Grow Up! Vertical Gardening
I love a vigorous variety, especially one that climbs. Vertical gardening is a great way to grow for small spaces, privacy, visual interest, easy picking, and critter control.
Here are some of our favorites with tips on how to grow them.
Morning Glory and Moon Flower: These are both morning glories but one blooms during the day and one blooms in the evening and night. Can you guess which is which? I love growing these together. They have the same habits, same care needs, twine romantically together, the Moon Flower smells heavenly, and you get blooms all day and into the night. I'm experimenting with growing them in a container this year. Here's how I'm doing it.

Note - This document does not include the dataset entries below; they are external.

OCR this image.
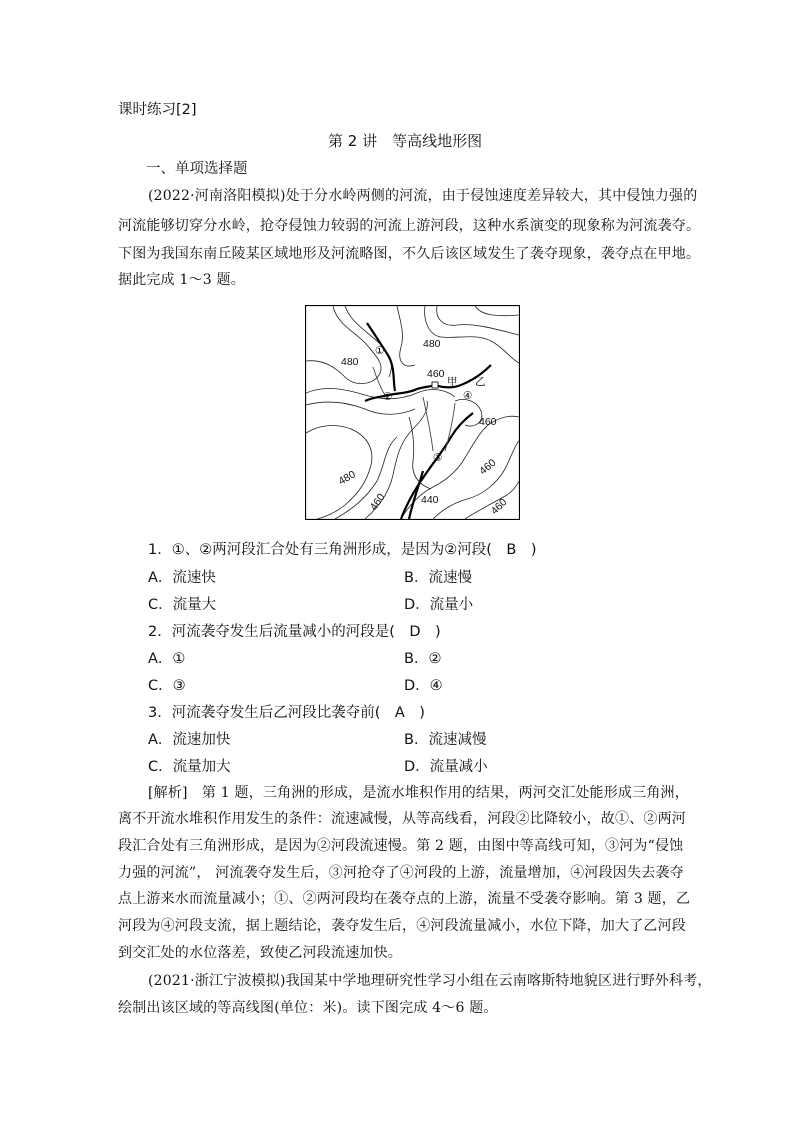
课时练习[2]
第 2 讲　等高线地形图
一、单项选择题
(2022·河南洛阳模拟)处于分水岭两侧的河流，由于侵蚀速度差异较大，其中侵蚀力强的
河流能够切穿分水岭，抢夺侵蚀力较弱的河流上游河段，这种水系演变的现象称为河流袭夺。
下图为我国东南丘陵某区域地形及河流略图，不久后该区域发生了袭夺现象，袭夺点在甲地。
据此完成 1～3 题。
480
480
460
460
460
480
460	440	460
①
②
③
④
甲 乙
1．①、②两河段汇合处有三角洲形成，是因为②河段(　B　)
A．流速快	B．流速慢
C．流量大	D．流量小
2．河流袭夺发生后流量减小的河段是(　D　)
A．①	B．②
C．③	D．④
3．河流袭夺发生后乙河段比袭夺前(　A　)
A．流速加快	B．流速减慢
C．流量加大	D．流量减小
[解析]　第 1 题，三角洲的形成，是流水堆积作用的结果，两河交汇处能形成三角洲，
离不开流水堆积作用发生的条件：流速减慢，从等高线看，河段②比降较小，故①、②两河
段汇合处有三角洲形成，是因为②河段流速慢。第 2 题，由图中等高线可知，③河为“侵蚀
力强的河流”， 河流袭夺发生后，③河抢夺了④河段的上游，流量增加，④河段因失去袭夺
点上游来水而流量减小；①、②两河段均在袭夺点的上游，流量不受袭夺影响。第 3 题，乙
河段为④河段支流，据上题结论，袭夺发生后，④河段流量减小，水位下降，加大了乙河段
到交汇处的水位落差，致使乙河段流速加快。
(2021·浙江宁波模拟)我国某中学地理研究性学习小组在云南喀斯特地貌区进行野外科考，
绘制出该区域的等高线图(单位：米)。读下图完成 4～6 题。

1. Nick and soak the seeds. These seeds can take a long time to germinate if you don't speed up the process a bit. I rub them in coarse sand paper and then soak them in warm water for 24 hours.
2. Set up supports. It's best to do this first so that you don't have to disturb the plants after they get growing. Fencing, vertical strings, trellising, stick structures, cages, anything with vertical paths to follow will work great.
3. Plant in moist soil and keep wet. You can do this in a garden, base of a fence, stairs or railing, or in a container. Make sure these seeds don't dry out whole they are still germinating. Follow the spacing info on our packs weather these are planted in the ground or a container. I'm planting a few more than that and will thin out to leave the best looking seedlings.
4. Once they are up water moderately, letting the spoil surface dry out between watering.
5. Give some direction. It they are not finding your supports you can encourage them to climb by gently winding them a few times around the base of the trellising. They won't need any help after that!
6. Let them grow up!
Balloon Vine: This vigorous vine can also be inter-planted with morning glories. The inflated chartreuse pods are so cool but the flowers themselves are barely visible. Amazingly, the tiny flowers attract native pollinators and honey bees from all around. I also like this vine for some fall interest; the pods fade from green to rust. IN the late fall you can harvest the pods, pop them, and collect the three round seeds inside each balloon. Each ebony seed has an ivory heart on it. Tip: make sure this is growing on something very sturdy. The dense foliage and hearty vines can get heavy. These make a great privacy screen.
Yamato Sanjaku Cucumber: This Japanese cuke is long and skinny. You'd never know it has seeds when you harvest it at the right stage. Although you can grow this right on the ground, if you want your cucumbers to be long and straight and not curly, then grow it on a trellis. It doesn't need much encouragement to grow tall. If you have critters that like cucurbits, this will keep your developing harvest off the ground and make it easier to pick- no more bending over to find the fruits!
Scarlet Runner Bean and Northeaster Bean: All of our pole beans love to climb. The biggest difference between a bush bean and a pole bean, other than the climbing, is how they ripen. Bush beans have a distinct harvest window of about 10 days. When they're done producing it's time to pull out the plants. Pole beans ripen in succession from bottom to top and provide a longer season of eating.
Peas: A beautiful, edible and great climber. Sow in early spring and provide a good support. We've used plastic webbing, the basket weave, and even old mattress frames to support luscious plants.